Hawa Abou Moussa Diallo serait une femme politique prodigieuse et ambitieuse, aspirant à reprendre le flambeau.
Son père, Abou Moussa Diallo, aurait fortement contribué à son enracinement politique dans le département de Maghama, et même au niveau national, la propulsant sur la scène politique en tant que Secrétaire générale du ministère de l’Éducation, puis brièvement ministre. Elle aurait été écartée ensuite, pour que le véritable artisan des victoires du système discriminatoire apparaisse sur le « podium de la honte ».
Cependant, Hawa déciderait d’occuper le terrain pour marquer son influence localement. Cette guerre stratégique et communicationnelle l’aurait conduite à la direction générale de l’Office National du Tourisme, sous la supervision de la vice-présidence du parti marginal El Insaf.
C’est ainsi qu’en août 2025, elle organisa à Maghama une activité culturelle grandiose, rassemblant tout le département, prétendument au nom de la « bergerie », mais dans le but de manipuler l’opinion publique. De la même manière, elle se préparerait pour le 8 mars une autre manifestation à Maghama, glorifiant le système raciste et ségrégationniste, alors même que le département souffre de nombreux problèmes : enrolement, eau, électricité, éducation, santé, agriculture, élevage, pêche, artisanat, enclavement, formation et entrepreneuriat.

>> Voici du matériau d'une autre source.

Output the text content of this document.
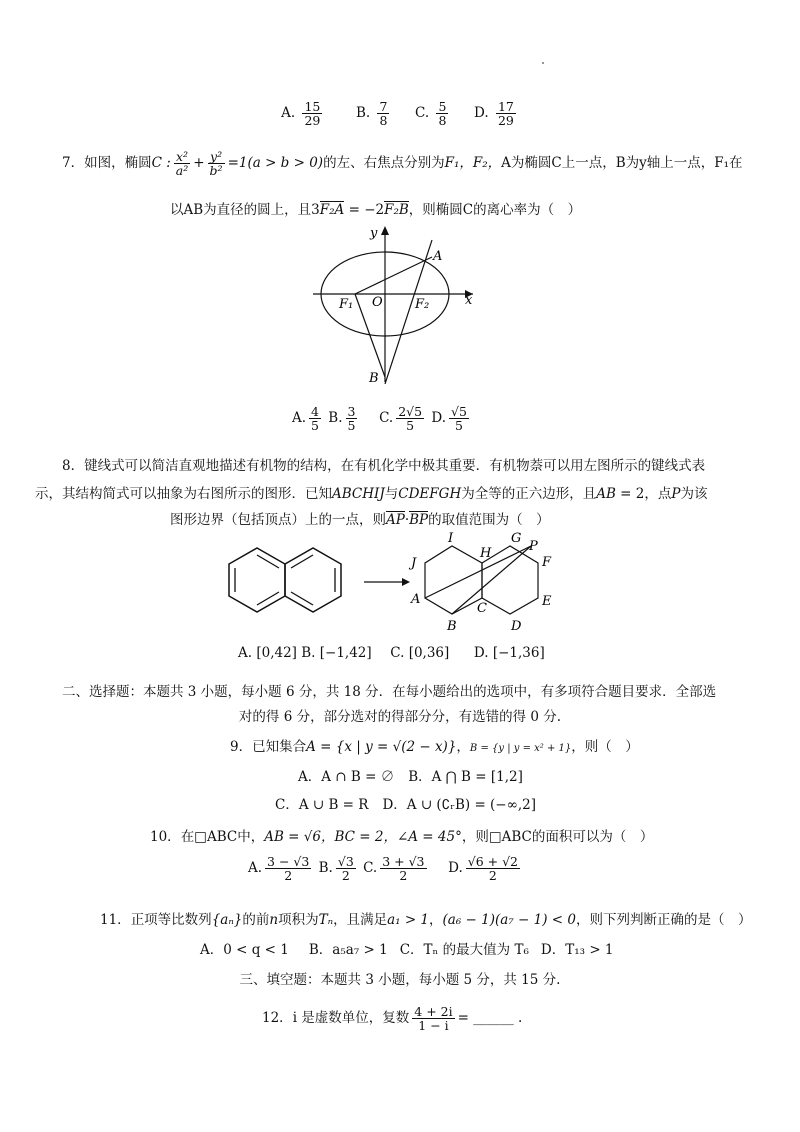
A. $\frac{15}{29} B$. $\frac{7}{8} C$. $\frac{5}{8} D$. $\frac{17}{29}$
7．如图，椭圆C : $\frac{\text{x²}}{\text{a²}} + \frac{\text{y²}}{\text{b²}} =1(a > b > 0)$的左、右焦点分别为F₁，F₂，A为椭圆C上一点，B为y轴上一点，F₁在
以AB为直径的圆上，且3F₂A = −2F₂B，则椭圆C的离心率为（　）
y
x
A
O
F₁	F₂
B
A. $\frac{4}{5} B$. $\frac{3}{5} C$. $\frac{2√5}{5} D$. $\frac{√5}{5}$
8．键线式可以简洁直观地描述有机物的结构，在有机化学中极其重要．有机物萘可以用左图所示的键线式表
示，其结构简式可以抽象为右图所示的图形．已知ABCHIJ与CDEFGH为全等的正六边形，且AB = 2，点P为该
图形边界（包括顶点）上的一点，则AP·BP的取值范围为（　）
I
H
G
P
J	F
A
C	E
B	D
A. [0,42] B. [−1,42] C. [0,36] D. [−1,36]
二、选择题：本题共 3 小题，每小题 6 分，共 18 分．在每小题给出的选项中，有多项符合题目要求．全部选
对的得 6 分，部分选对的得部分分，有选错的得 0 分.
9．已知集合A = {x | y = √(2 − x)}，B = {y | y = x² + 1}，则（　）
A．A ∩ B = ∅ B．A ⋂ B = [1,2]
C．A ∪ B = R D．A ∪ (∁ᵣB) = (−∞,2]
10．在□ABC中，AB = √6，BC = 2，∠A = 45°，则□ABC的面积可以为（　）
A. $\frac{3 - √3}{2} B$. $\frac{√3}{2} C$. $\frac{3 + √3}{2} D$. $\frac{√6 + √2}{2}$
11．正项等比数列{aₙ}的前n项积为Tₙ，且满足a₁ > 1，(a₆ − 1)(a₇ − 1) < 0，则下列判断正确的是（　）
A．0 < q < 1 B．a₅a₇ > 1 C．Tₙ 的最大值为 T₆ D．T₁₃ > 1
三、填空题：本题共 3 小题，每小题 5 分，共 15 分.
12．i 是虚数单位，复数 $\frac{4 + 2i}{1 - i}$ = ______ .
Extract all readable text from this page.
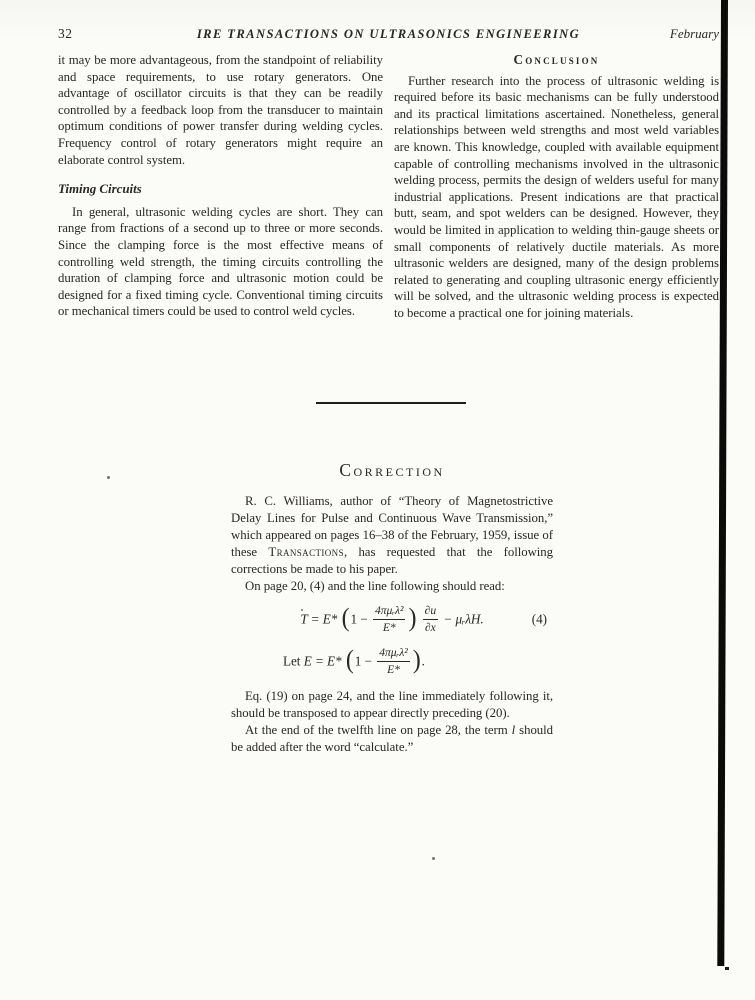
32	IRE TRANSACTIONS ON ULTRASONICS ENGINEERING	February

it may be more advantageous, from the standpoint of reliability and space requirements, to use rotary generators. One advantage of oscillator circuits is that they can be readily controlled by a feedback loop from the transducer to maintain optimum conditions of power transfer during welding cycles. Frequency control of rotary generators might require an elaborate control system.

Timing Circuits

In general, ultrasonic welding cycles are short. They can range from fractions of a second up to three or more seconds. Since the clamping force is the most effective means of controlling weld strength, the timing circuits controlling the duration of clamping force and ultrasonic motion could be designed for a fixed timing cycle. Conventional timing circuits or mechanical timers could be used to control weld cycles.

Conclusion

Further research into the process of ultrasonic welding is required before its basic mechanisms can be fully understood and its practical limitations ascertained. Nonetheless, general relationships between weld strengths and most weld variables are known. This knowledge, coupled with available equipment capable of controlling mechanisms involved in the ultrasonic welding process, permits the design of welders useful for many industrial applications. Present indications are that practical butt, seam, and spot welders can be designed. However, they would be limited in application to welding thin-gauge sheets or small components of relatively ductile materials. As more ultrasonic welders are designed, many of the design problems related to generating and coupling ultrasonic energy efficiently will be solved, and the ultrasonic welding process is expected to become a practical one for joining materials.

Correction

R. C. Williams, author of “Theory of Magnetostrictive Delay Lines for Pulse and Continuous Wave Transmission,” which appeared on pages 16–38 of the February, 1959, issue of these Transactions, has requested that the following corrections be made to his paper.

On page 20, (4) and the line following should read:

T = E* ($1 - \frac{\text{4πμᵣλ²}}{E*}$ ) $\frac{\partial u}{\partial x}$ − μᵣλH.	(4)
Let E = E* ($1 - \frac{\text{4πμᵣλ²}}{E*}$ ).

Eq. (19) on page 24, and the line immediately following it, should be transposed to appear directly preceding (20).

At the end of the twelfth line on page 28, the term l should be added after the word “calculate.”
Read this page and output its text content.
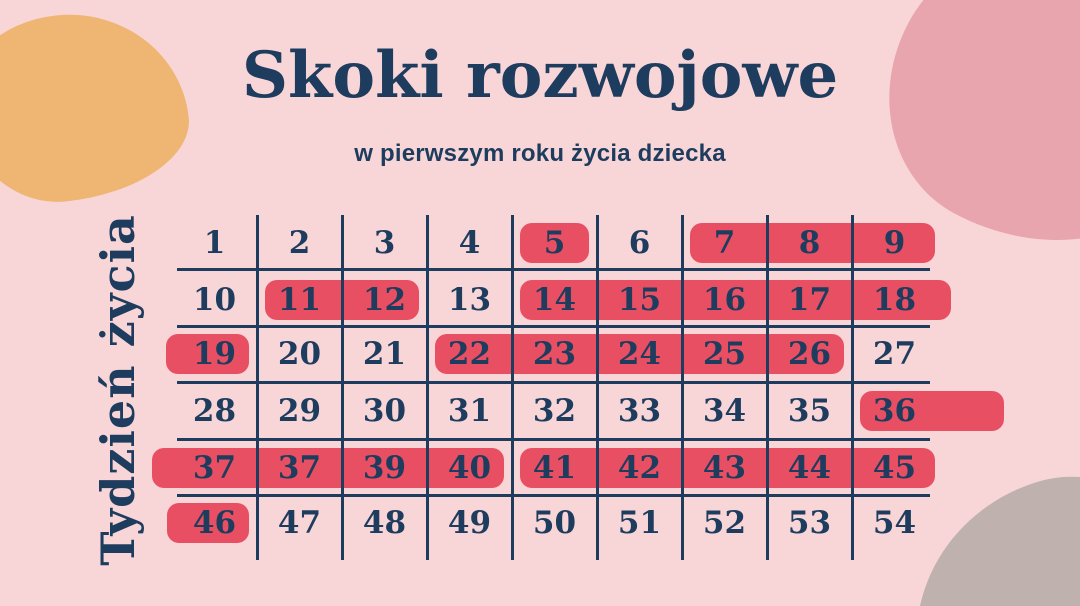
Skoki rozwojowe
w pierwszym roku życia dziecka
Tydzień życia	1	2	3	4	5	6	7	8	9
10	11	12	13	14	15	16	17	18
19	20	21	22	23	24	25	26	27
28	29	30	31	32	33	34	35	36
37	37	39	40	41	42	43	44	45
46	47	48	49	50	51	52	53	54
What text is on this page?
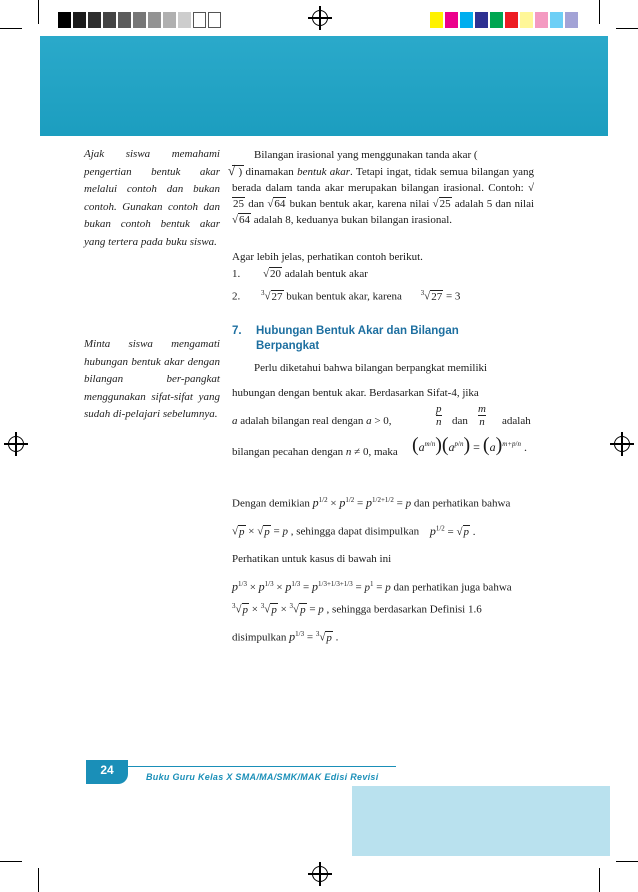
Ajak siswa memahami pengertian bentuk akar melalui contoh dan bukan contoh. Gunakan contoh dan bukan contoh bentuk akar yang tertera pada buku siswa.
Minta siswa mengamati hubungan bentuk akar dengan bilangan ber-pangkat menggunakan sifat-sifat yang sudah di-pelajari sebelumnya.
Bilangan irasional yang menggunakan tanda akar (
√ ) dinamakan bentuk akar. Tetapi ingat, tidak semua bilangan yang berada dalam tanda akar merupakan bilangan irasional. Contoh: √25 dan √64 bukan bentuk akar, karena nilai √25 adalah 5 dan nilai √64 adalah 8, keduanya bukan bilangan irasional.
Agar lebih jelas, perhatikan contoh berikut.
1. √20 adalah bentuk akar
2.	$^3$√27 bukan bentuk akar, karena	$^3$√27 = 3
7. Hubungan Bentuk Akar dan Bilangan
Berpangkat
Perlu diketahui bahwa bilangan berpangkat memiliki
hubungan dengan bentuk akar. Berdasarkan Sifat-4, jika
a adalah bilangan real dengan a > 0,
p
n dan
m
n adalah
bilangan pecahan dengan n ≠ 0, maka $(a^{m/n})(a^{p/n}) = (a)^{m+p/n}$ .
Dengan demikian $p^{1/2} \times p^{1/2} = p^{1/2+1/2} = p$ dan perhatikan bahwa
√p × √p = p , sehingga dapat disimpulkan $p^{1/2} = √p$ .
Perhatikan untuk kasus di bawah ini
$p^{1/3} \times p^{1/3} \times p^{1/3} = p^{1/3+1/3+1/3} = p^1 = p$ dan perhatikan juga bahwa
$^3$√p × $^3$√p × $^3$√p = p , sehingga berdasarkan Definisi 1.6
disimpulkan $p^{1/3} = ^3√p$ .
24	Buku Guru Kelas X SMA/MA/SMK/MAK Edisi Revisi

Ces manifestations seraient également un moyen pour elle d’éliminer ses freres de lutte et ses opposants politiques au niveau régional, tels que ses oncles comme Woullel dans le Gorgol.
Par l’achat de conscience, le taazour et les aides, elle chercherait à endormir, appauvrir et maintenir la population dans une situation de dépendance, de privation et de ségrégation.
Face à cela, la jeunesse de Maghama se mobiliserait, se conscientiserait et se structurerait pour résister aux « ventriotes politiques » qui exploitent le parentélisme, le voisinage et le cousinage pour contrôler et neutraliser les populations.
Le département de Maghama, la région et le bord du fleuve connaissent un profond déclin.
Mais un sursaut est possible.
Le sursaut doit se produire maintenant.